You.  You’re a dreamer.  Putain de merde.  Yes. Dreamer!  Soixante-huitard!  Sixty-eighter!  Get out. Don’t ever come here again.

***

A misty evening at the end of September. Tonton Jacques was at the campsite again.  It had become a regular gathering, Jojo, Lionel and Tonton.  They sat drinking under the corrugated roof of the washroom now the nights were drawing in.  I came outside for water and they saw me, raising their cups.

Bring your cowboy mug.

It was fist thumping again, the same old bitterness spilling into the same old questions on the back of it: What are the English doing here? Why do they have to come? 

You tell us one bastard thing they do for the good. 
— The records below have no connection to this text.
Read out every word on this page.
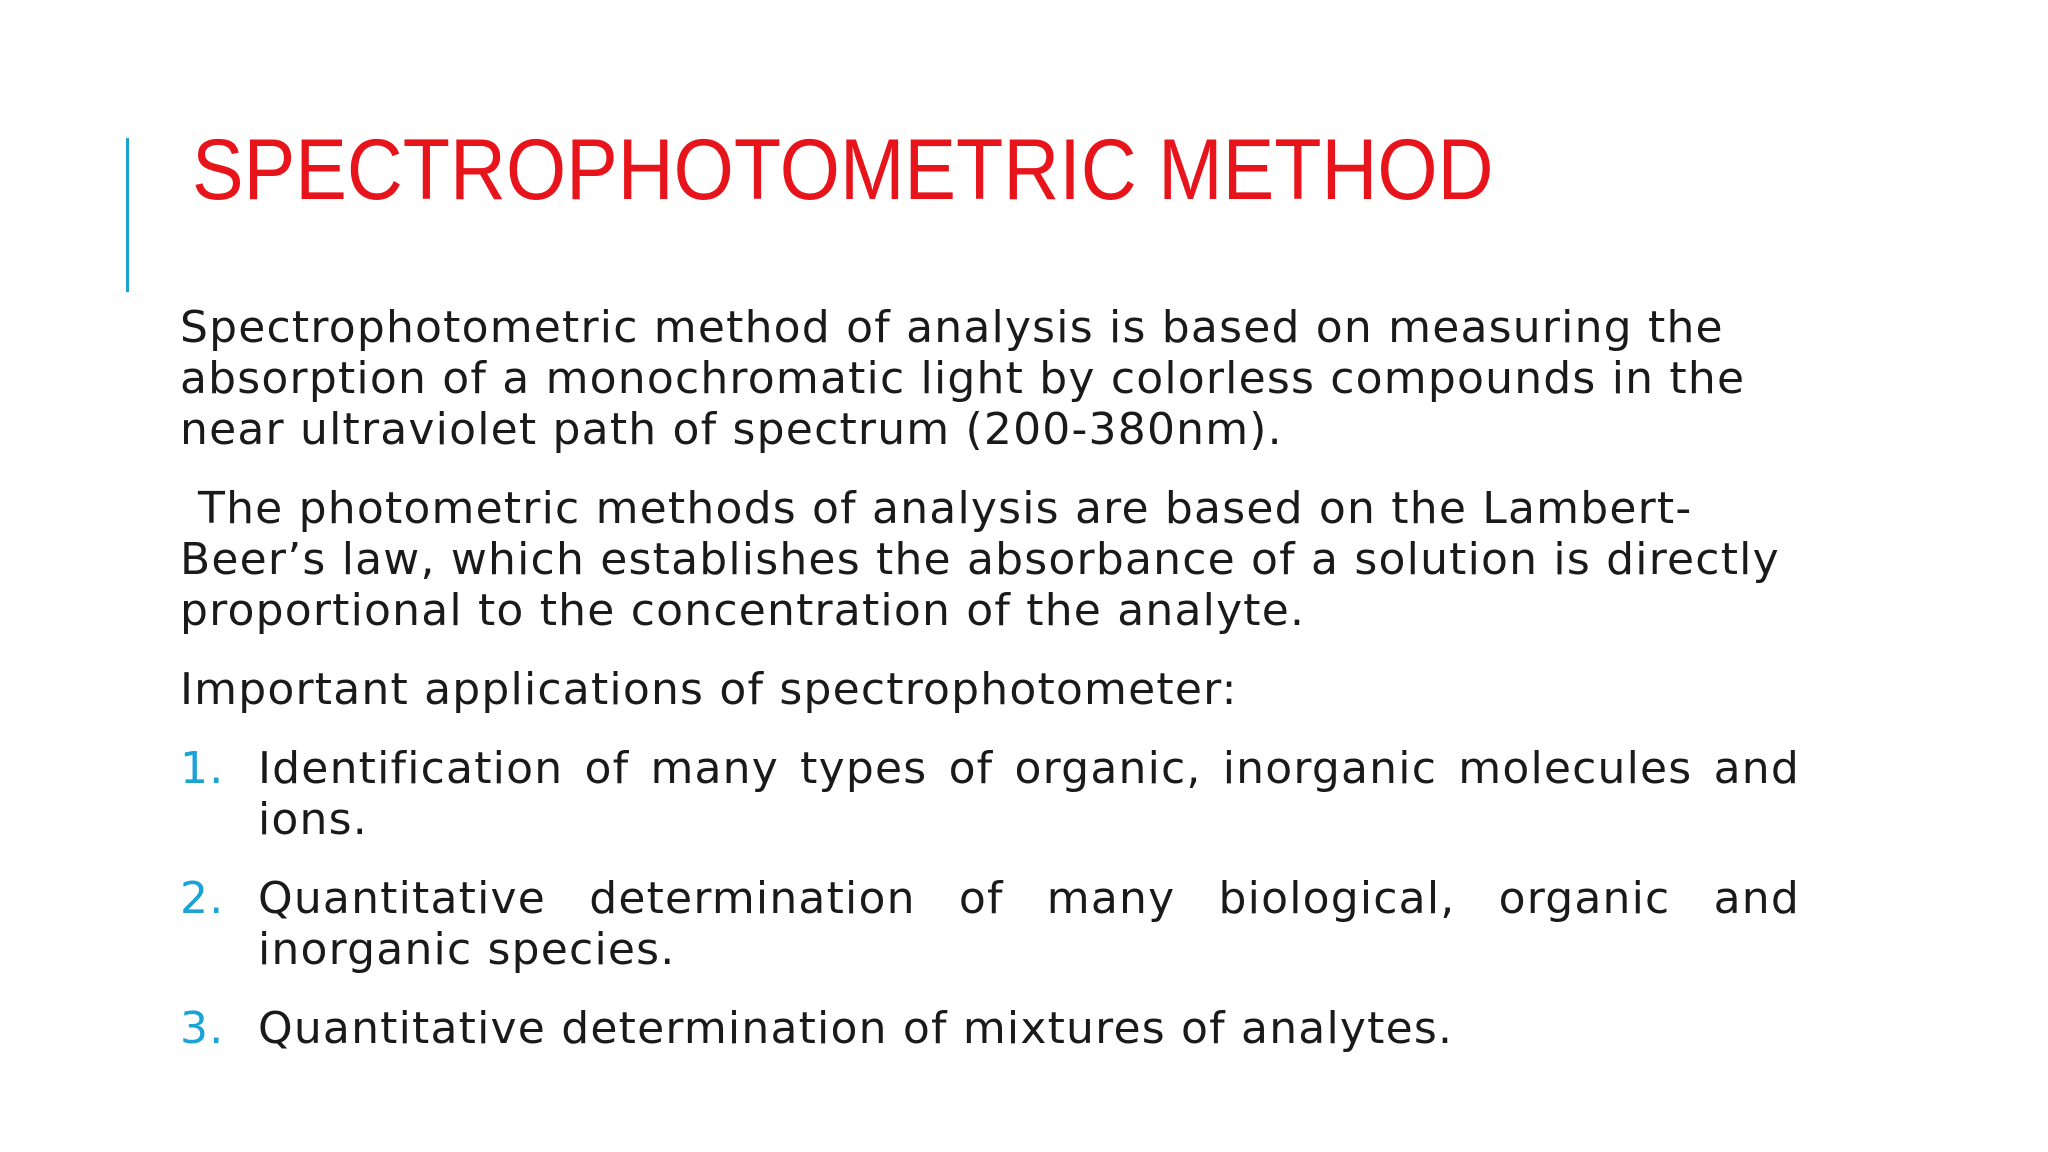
SPECTROPHOTOMETRIC METHOD

Spectrophotometric method of analysis is based on measuring the absorption of a monochromatic light by colorless compounds in the near ultraviolet path of spectrum (200-380nm).

The photometric methods of analysis are based on the Lambert-Beer’s law, which establishes the absorbance of a solution is directly proportional to the concentration of the analyte.

Important applications of spectrophotometer:

1. Identification of many types of organic, inorganic molecules and ions.
2. Quantitative determination of many biological, organic and inorganic species.
3. Quantitative determination of mixtures of analytes.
Four English pubs nearby?  A Scottish brewery, an English brewery, English newspaper, mobile chip shop? What about the paperback library, video shop, yoga farm, akido farm, a business directory of ex-pat builders on the black, Anglican vicar, Welsh potter, Land Rover restorer, stables, bike tours, curry importers, English hanging baskets and a cricket league?  No, the French kept clear of it all.  I put red booze in the mug and shook my head.  What a shambles.  Here was Jojo in his blue overalls and work-boots.  Lionel in a lorry driver’s sweater, zipped neck, ball cap and hunting trousers. Tonton Jacques in cap and cancer cast-offs.  Lionel with his wire wool moustache and instant temper pounded the table to make the flies jump. Jojo knocked his wine over in self-parody and Tonton Jacques grinned around the one tooth left clinging to his upper gum by a last root.  These were my homeless companions, the Pieds Nickelés on a camp site where no one ever camped.  

It’s fair to admit, Tonton said. They helped us in 1944, really.

Fat lot of good that did you.  I’m talking about now.  Why do you lot come here?

Yeah, they’re even building a tunnel to Calais, Jojo said.  Next year they’ll all come in, hordes and hordes of bloody English pouring through a tunnel like sewage.

Lionel was on his feet and seized me by the lapels. The open bottle toppled over.  Jojo snatched it by the neck as wine glugged out.

What about your mate? he shouted. That English farmer.  A bourgeois in dirty clothes.  You tell me why he lives like a tramp when he doesn’t have to. 

Yeah, he’s right, Jojo said.  He’s one of them tramps with millions under the mattress.

I only had myself to blame.  On judgement day, you save your own skin and point out your friend.  Would I save Piers from the mob?  If ever they came, I would.  Piers was only a Georgian at heart.  The factory made Camembert from his milk. His “forever England” was a Dubonnet advert fading on a roadside house.  A Citroen DS with a mother of pearl hooter, a corner of a champs d’honneur that Jojo should have had.  Every commune in France had a Piers, an Englishman with his clutter, his rotting cars scattered round a muddy yard, an aged mother living in a faded pile back in Granchester.  His old dogs are buried in their shallow graves, his wife has gone off because there are no shops, or the nearest cinema is in French. He drank because there was nothing else.  He became ill because the houses are made of bloody mud.  At least he was living in the past he’d never had.  The truth was that simple – better the past you never had.  The expatriate always was a time traveller.  A present where old widows totter round their hovels in a pair of wooden clogs.  Where Jojo feeds his chickens like in an old painting.  Where the cow woman in a house-coat rocks on a Breton hip.  Where the village idiot slobbers a yard of dribble and bellows in the middle of a pot-holed lane at passing tractors.   Even Piers longed to smash windows on a moony night and run behind the cows with his brothers.  He wasn’t there for the chic or the wine cellars; he shopped in Asda on long weekends in Blighty, bought Welsh chicken pies off some bloke from Wrexham who drove a van round Normandy once a week.  Eating out was a 65-franc menu with half a dozen builders.  Friday was music night, a booze up down the Rugby Tavern, four live pensioners jamming for Essex by the dart board.  They all came to France to be poor, to drive their cars into the ground, to wear out their clothes in peace.  They came to be themselves, in a world of their own creation, half obscured in reality, half dreamt up by Maupassant and The British Council, 1943.  They think it’s all over…It is now.